Assignment process / deliverables

Mentoring answers

Peer session A lot of questions were exchanged during peer sessions. I collected the unresolved or ambiguous ones and asked the mentor. Here’s a summary of the answers:

• Why divide by d_k in the transformer?

  • I had guessed it was to prevent gradient exploding since d_k and n increase proportionally.
  • The conclusion: dividing a random variable by n divides its variance by n^2, so it’s a mathematically straightforward fact being applied.

• Why use sin and cos in positional encoding?

  • Sin and cos functions don’t grow in magnitude, have periodicity, and yield unique values. They also somewhat guarantee unique values through linear transformation.

• Time complexity (resolved)

  • There was a slight misunderstanding. The “Complexity per Layer” part is the time complexity for matrix operations. The “Sequential Operation” discussed here is different.
  • For RNN: to compute the hidden state at time step t, computation up to t-1 must be done first. So computation proceeds proportionally to sequence length (can’t parallelize). That’s why O(n) is listed for the Recurrent part.
  • For Transformer: all attention over the entire sequence is computed at once. If you look at the lecture materials, the input matrix has dimensions (n * d), showing all tokens in the sequence are processed simultaneously. So it’s O(1) regardless of sequence length.
  • This seems like the best resource for understanding Transformers. Translated versions exist.

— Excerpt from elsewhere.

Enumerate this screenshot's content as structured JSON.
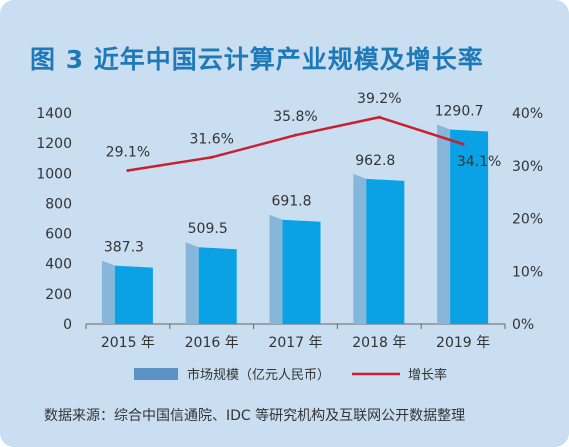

• Why divide by sqrt(d)? (resolved)

  • Reading the “Attention is All You Need” paper carefully should make this clear. Without dividing, the values inside softmax become too large since they result from dot product operations.

• Why sin and cos?

  • Many reasons, but plain integer sequences grow too large toward the end, and integers are too large compared to embedding values, deviating from the original intent of adding only “small” positional information to embeddings.
  • sin and cos can be adjusted using their periodicity based on sequence length, and are mathematically stable (?) — though I can’t vouch for that.
  • Useful links for understanding positional encoding:
    • What is the positional encoding in the transformer model?
    • Why does the transformer positional encoding use both sine and cosine?
    • Transformer Architecture: The Positional Encoding

• Why is Post-Layer Normalization problematic, and warm-up

  • These two topics are the same problem. When LN is applied afterward, value stabilization happens later, causing the gradients near that point to be large early on, which creates sensitivity to learning rate. That’s why warm-up is needed.
  • For details, reviewing this paper would be helpful:
    • On Layer Normalization in the Transformer Architecture

• Gradient Vanishing in Transformer

  • This isn’t really an issue, which relates to point 1. Vanishing happens when gradients from later in the sequence shrink as they propagate backward, but Transformer sees the entire sequence at once, so there’s not much discussion about this issue.
  • Skip-connection is also used in Transformers and helps with vanishing to some extent, but I don’t think it’s the decisive factor. The structural difference from RNN — “seeing all sequences at once” — seems to be the more relevant reason.

Peer session summary

We discussed the questions mentioned above, and tried to understand and re-summarize the mentor’s answers in our own terms.

Study retrospective

21/09/06: Studied transformer lecture 1 21/09/07: Studied transformer lecture 2 21/09/08: Studied BERT 21/09/09: Studied remaining lectures. Reviewed and summarized transformer. 21/09/10: Reviewed and organized assignments.